The U.S. Chamber of Commerce, the National Association of Manufacturers and the Business Roundtable asked the U.S. Court of Appeals for the District of Columbia Circuit to vacate the “conflict-mineral” rules in October. The groups fully explained their arguments for the first time on Wednesday in a 75-page brief.

UPDATE: John Nester, a spokesman for the SEC, defended the Commission’s analysis in an email.

“We believe our legal interpretation and economic analysis are sound, and we look forward to defending the rule that Congress directed us to write,” Nester said.
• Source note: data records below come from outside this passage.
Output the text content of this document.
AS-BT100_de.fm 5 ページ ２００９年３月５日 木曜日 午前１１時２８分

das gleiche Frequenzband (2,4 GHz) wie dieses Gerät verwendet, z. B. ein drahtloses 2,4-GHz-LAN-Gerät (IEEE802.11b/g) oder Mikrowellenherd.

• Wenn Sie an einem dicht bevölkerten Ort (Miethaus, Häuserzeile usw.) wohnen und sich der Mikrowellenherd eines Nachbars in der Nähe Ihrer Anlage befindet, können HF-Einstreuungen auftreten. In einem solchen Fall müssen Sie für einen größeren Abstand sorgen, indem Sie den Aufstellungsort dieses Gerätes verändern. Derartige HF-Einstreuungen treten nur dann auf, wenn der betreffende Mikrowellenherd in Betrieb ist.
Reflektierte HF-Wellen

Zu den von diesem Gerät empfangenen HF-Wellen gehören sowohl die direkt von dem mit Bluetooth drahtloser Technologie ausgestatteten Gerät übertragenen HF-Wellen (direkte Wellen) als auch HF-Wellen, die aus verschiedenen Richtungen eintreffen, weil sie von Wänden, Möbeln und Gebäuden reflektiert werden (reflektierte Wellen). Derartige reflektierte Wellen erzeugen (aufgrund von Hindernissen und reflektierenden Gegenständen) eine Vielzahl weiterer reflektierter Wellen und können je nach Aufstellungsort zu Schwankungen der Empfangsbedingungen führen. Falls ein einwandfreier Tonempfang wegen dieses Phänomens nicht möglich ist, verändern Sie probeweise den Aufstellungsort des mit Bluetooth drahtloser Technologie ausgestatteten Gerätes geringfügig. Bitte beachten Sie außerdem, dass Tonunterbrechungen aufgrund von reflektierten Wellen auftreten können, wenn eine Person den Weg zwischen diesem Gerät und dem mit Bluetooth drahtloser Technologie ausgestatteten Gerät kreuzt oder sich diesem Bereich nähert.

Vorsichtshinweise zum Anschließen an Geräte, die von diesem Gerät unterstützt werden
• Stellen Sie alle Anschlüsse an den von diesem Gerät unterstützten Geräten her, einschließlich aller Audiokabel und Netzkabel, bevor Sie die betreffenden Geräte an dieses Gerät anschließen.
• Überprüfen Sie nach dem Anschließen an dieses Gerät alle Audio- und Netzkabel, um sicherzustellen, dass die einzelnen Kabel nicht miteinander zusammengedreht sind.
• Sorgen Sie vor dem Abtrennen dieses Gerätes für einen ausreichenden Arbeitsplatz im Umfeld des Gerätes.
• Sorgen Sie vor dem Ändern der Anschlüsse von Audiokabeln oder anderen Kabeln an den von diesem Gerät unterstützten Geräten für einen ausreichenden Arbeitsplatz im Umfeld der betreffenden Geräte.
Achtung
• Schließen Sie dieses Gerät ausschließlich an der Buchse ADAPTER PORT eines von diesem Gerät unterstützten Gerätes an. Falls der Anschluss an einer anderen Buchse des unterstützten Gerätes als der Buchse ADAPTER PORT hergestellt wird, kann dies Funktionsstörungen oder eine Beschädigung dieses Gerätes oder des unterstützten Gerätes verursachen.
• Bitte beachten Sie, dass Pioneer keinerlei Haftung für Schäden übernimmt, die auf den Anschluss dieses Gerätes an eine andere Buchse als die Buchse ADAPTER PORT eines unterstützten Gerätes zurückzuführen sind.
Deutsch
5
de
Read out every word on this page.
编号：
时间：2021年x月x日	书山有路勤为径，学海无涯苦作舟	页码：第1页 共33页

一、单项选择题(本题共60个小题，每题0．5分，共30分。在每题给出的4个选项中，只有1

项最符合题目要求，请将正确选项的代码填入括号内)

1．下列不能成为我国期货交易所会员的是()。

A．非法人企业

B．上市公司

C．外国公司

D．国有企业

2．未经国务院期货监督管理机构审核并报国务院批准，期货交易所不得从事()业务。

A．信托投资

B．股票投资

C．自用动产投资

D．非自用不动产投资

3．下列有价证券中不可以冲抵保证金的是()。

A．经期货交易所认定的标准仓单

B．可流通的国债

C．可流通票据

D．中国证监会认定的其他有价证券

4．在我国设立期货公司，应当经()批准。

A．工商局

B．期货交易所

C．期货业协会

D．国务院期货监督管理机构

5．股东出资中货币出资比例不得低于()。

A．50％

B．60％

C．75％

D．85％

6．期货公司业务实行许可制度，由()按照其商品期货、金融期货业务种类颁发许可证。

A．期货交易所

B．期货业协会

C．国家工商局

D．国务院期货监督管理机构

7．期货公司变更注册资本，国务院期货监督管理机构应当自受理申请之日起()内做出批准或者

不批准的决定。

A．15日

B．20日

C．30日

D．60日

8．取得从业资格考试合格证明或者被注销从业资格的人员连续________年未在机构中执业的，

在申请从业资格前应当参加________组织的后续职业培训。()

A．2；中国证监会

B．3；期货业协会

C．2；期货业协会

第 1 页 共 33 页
The “conflict minerals” rules, which were mandated by the 2010 Dodd-Frank financial overhaul, have been a source of friction between the SEC and companies ever since the law was passed. Under the current rules, U.S.-listed companies are required to disclose whether their products have been manufactured with any tantalum, tin, gold or tungsten used to finance violence in central Africa.

Companies have said the requirement would be burdensome and expensive. In August, the SEC estimated the rules would cost companies a total of $3 billion to $4 billion upfront to comply, plus more than $200 million a year. The SEC also estimated around 6,000 U.S. and foreign companies would have to comply with the conflict-minerals rules, affecting manufacturers of a range of products, including smartphones, light bulbs and footwear.

On Wednesday, the groups said that the SEC’s estimates are actually low, and that a financial burden of that size shouldn’t be imposed without determining whether the rules will yield any benefits. The SEC’s lack of analysis, according to the groups, violates the Administrative Procedure Act and the agency’s heightened obligation under the Securities Exchange Act of 1934 to analyze the economic impact of its rules.

The groups also argued that the rules violate companies’ First Amendment rights by compelling them to publicly state their products are “not DRC conflict free,” that is, they contain conflict minerals.

“Even worse, this compelled disclosure will frequently be false,” the groups argued. “Many of the companies forced to make it will not be manufacturing products containing minerals that funded armed groups. Rather, the companies will simply be unable to trace their supply chains to determine the minerals’ origins.”